[Emily Fox-Seton by Frances Hodgson Burnett]@TWC D-Link bookEmily Fox-Seton CHAPTER Seven 5/60
She was intensely edified by the fact that Emily could be made to blush by the mere mention of her mature fiance's name. "She's in such a state of mind about the man that she's delightful," was the old woman's internal reflection; "I believe she's in love with him, as if she was a nurse-maid and he was a butcher's boy." "You see," Emily went on in her nice, confiding way (one of the most surprising privileges of her new position was that it made it possible for her to confide in old Lady Maria), "it was not only the living from day to day that made one anxious, it was the Future!" (Lady Maria knew that the word began in this case with a capital letter.) "No one knows what the Future is to poor women.
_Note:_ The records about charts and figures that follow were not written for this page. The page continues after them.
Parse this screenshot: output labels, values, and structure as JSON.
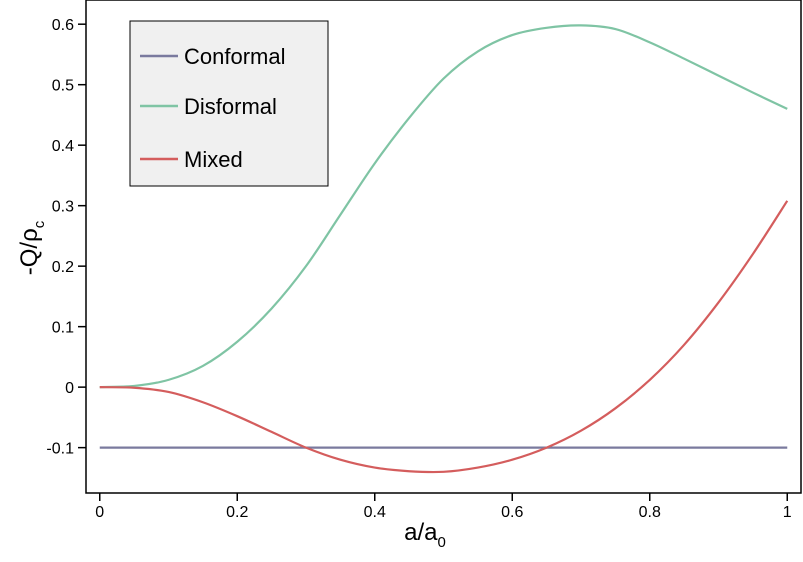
{
  "chart_data": {
    "type": "line",
    "title": "",
    "xlabel": {
      "main": "a/a",
      "sub": "0"
    },
    "ylabel": {
      "main": "-Q/ρ",
      "sub": "c"
    },
    "xlim": [
      -0.02,
      1.02
    ],
    "ylim": [
      -0.175,
      0.64
    ],
    "xticks": [
      0,
      0.2,
      0.4,
      0.6,
      0.8,
      1
    ],
    "xtick_labels": [
      "0",
      "0.2",
      "0.4",
      "0.6",
      "0.8",
      "1"
    ],
    "yticks": [
      -0.1,
      0,
      0.1,
      0.2,
      0.3,
      0.4,
      0.5,
      0.6
    ],
    "ytick_labels": [
      "-0.1",
      "0",
      "0.1",
      "0.2",
      "0.3",
      "0.4",
      "0.5",
      "0.6"
    ],
    "grid": false,
    "legend": {
      "position": "top-left"
    },
    "x": [
      0,
      0.05,
      0.1,
      0.15,
      0.2,
      0.25,
      0.3,
      0.35,
      0.4,
      0.45,
      0.5,
      0.55,
      0.6,
      0.65,
      0.7,
      0.75,
      0.8,
      0.85,
      0.9,
      0.95,
      1.0
    ],
    "series": [
      {
        "name": "Conformal",
        "color": "#7a7a9e",
        "values": [
          -0.1,
          -0.1,
          -0.1,
          -0.1,
          -0.1,
          -0.1,
          -0.1,
          -0.1,
          -0.1,
          -0.1,
          -0.1,
          -0.1,
          -0.1,
          -0.1,
          -0.1,
          -0.1,
          -0.1,
          -0.1,
          -0.1,
          -0.1,
          -0.1
        ]
      },
      {
        "name": "Disformal",
        "color": "#7fc4a4",
        "values": [
          0,
          0.002,
          0.012,
          0.035,
          0.075,
          0.13,
          0.2,
          0.285,
          0.37,
          0.445,
          0.51,
          0.555,
          0.582,
          0.594,
          0.598,
          0.592,
          0.57,
          0.543,
          0.515,
          0.487,
          0.46
        ]
      },
      {
        "name": "Mixed",
        "color": "#d45d5d",
        "values": [
          0,
          -0.001,
          -0.008,
          -0.025,
          -0.048,
          -0.074,
          -0.1,
          -0.12,
          -0.133,
          -0.139,
          -0.14,
          -0.133,
          -0.12,
          -0.1,
          -0.072,
          -0.035,
          0.012,
          0.07,
          0.14,
          0.22,
          0.308
        ]
      }
    ]
  }
}
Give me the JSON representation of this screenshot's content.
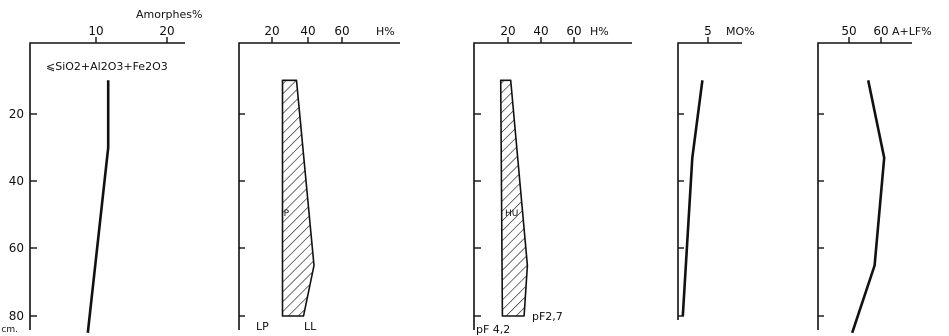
{
  "chart_data": {
    "type": "line",
    "depth_axis": {
      "unit_label": "cm.",
      "ticks": [
        20,
        40,
        60,
        80
      ],
      "range": [
        0,
        81
      ],
      "inverted": true
    },
    "panels": [
      {
        "id": "amorphes",
        "kind": "line",
        "unit_label": "Amorphes%",
        "annotation": "⩽SiO2+Al2O3+Fe2O3",
        "x_ticks": [
          10,
          20
        ],
        "x_range": [
          0,
          22
        ],
        "points": [
          [
            11.5,
            10
          ],
          [
            11.5,
            30
          ],
          [
            8.5,
            85
          ]
        ]
      },
      {
        "id": "plasticity",
        "kind": "band",
        "unit_label": "H%",
        "x_ticks": [
          20,
          40,
          60
        ],
        "x_range": [
          8,
          75
        ],
        "left_label": "LP",
        "right_label": "LL",
        "band_label": "IP",
        "left_edge": [
          [
            26,
            10
          ],
          [
            26,
            80
          ]
        ],
        "right_edge": [
          [
            34,
            10
          ],
          [
            44,
            65
          ],
          [
            38,
            80
          ]
        ]
      },
      {
        "id": "water",
        "kind": "band",
        "unit_label": "H%",
        "x_ticks": [
          20,
          40,
          60
        ],
        "x_range": [
          8,
          75
        ],
        "left_label": "pF 4,2",
        "right_label": "pF2,7",
        "band_label": "HU",
        "left_edge": [
          [
            16,
            10
          ],
          [
            17,
            80
          ]
        ],
        "right_edge": [
          [
            22,
            10
          ],
          [
            32,
            65
          ],
          [
            30,
            80
          ]
        ]
      },
      {
        "id": "mo",
        "kind": "line",
        "unit_label": "MO%",
        "x_ticks": [
          5
        ],
        "x_range": [
          0,
          10
        ],
        "points": [
          [
            4,
            10
          ],
          [
            2.2,
            33
          ],
          [
            0.5,
            80
          ]
        ]
      },
      {
        "id": "alf",
        "kind": "line",
        "unit_label": "A+LF%",
        "x_ticks": [
          50,
          60
        ],
        "x_range": [
          38,
          80
        ],
        "points": [
          [
            56,
            10
          ],
          [
            61,
            33
          ],
          [
            58,
            65
          ],
          [
            51,
            85
          ]
        ]
      }
    ]
  }
}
One knows that one must get older, and one may not keep well, and if one could not be active and in good spirits, if one could not run about on errands, and things fell off, _what_ could one do? It takes hard work, Lady Maria, to keep up even the tiniest nice little room and the plainest presentable wardrobe, if one isn't clever.
If I had been clever it would have been quite different, I dare say.
I have been so frightened sometimes in the middle of the night, when I wakened and thought about living to be sixty-five, that I have lain and shaken all over.
You see," her blush had so far disappeared that she looked for the moment pale at the memory, "I had nobody--nobody." "And now you are going to be the Marchioness of Walderhurst," remarked Lady Maria. Emily's hands, which rested on her knee, wrung themselves together. "That is what it seems impossible to believe," she said, "or to be grateful enough for to--to--" and she blushed all over again. "Say 'James'," put in Lady Maria, with a sinful if amiable sense of comedy; "you will have to get accustomed to thinking of him as 'James' sometimes, at all events." But Emily did not say "James." There was something interesting in the innocent fineness of her feeling for Lord Walderhurst.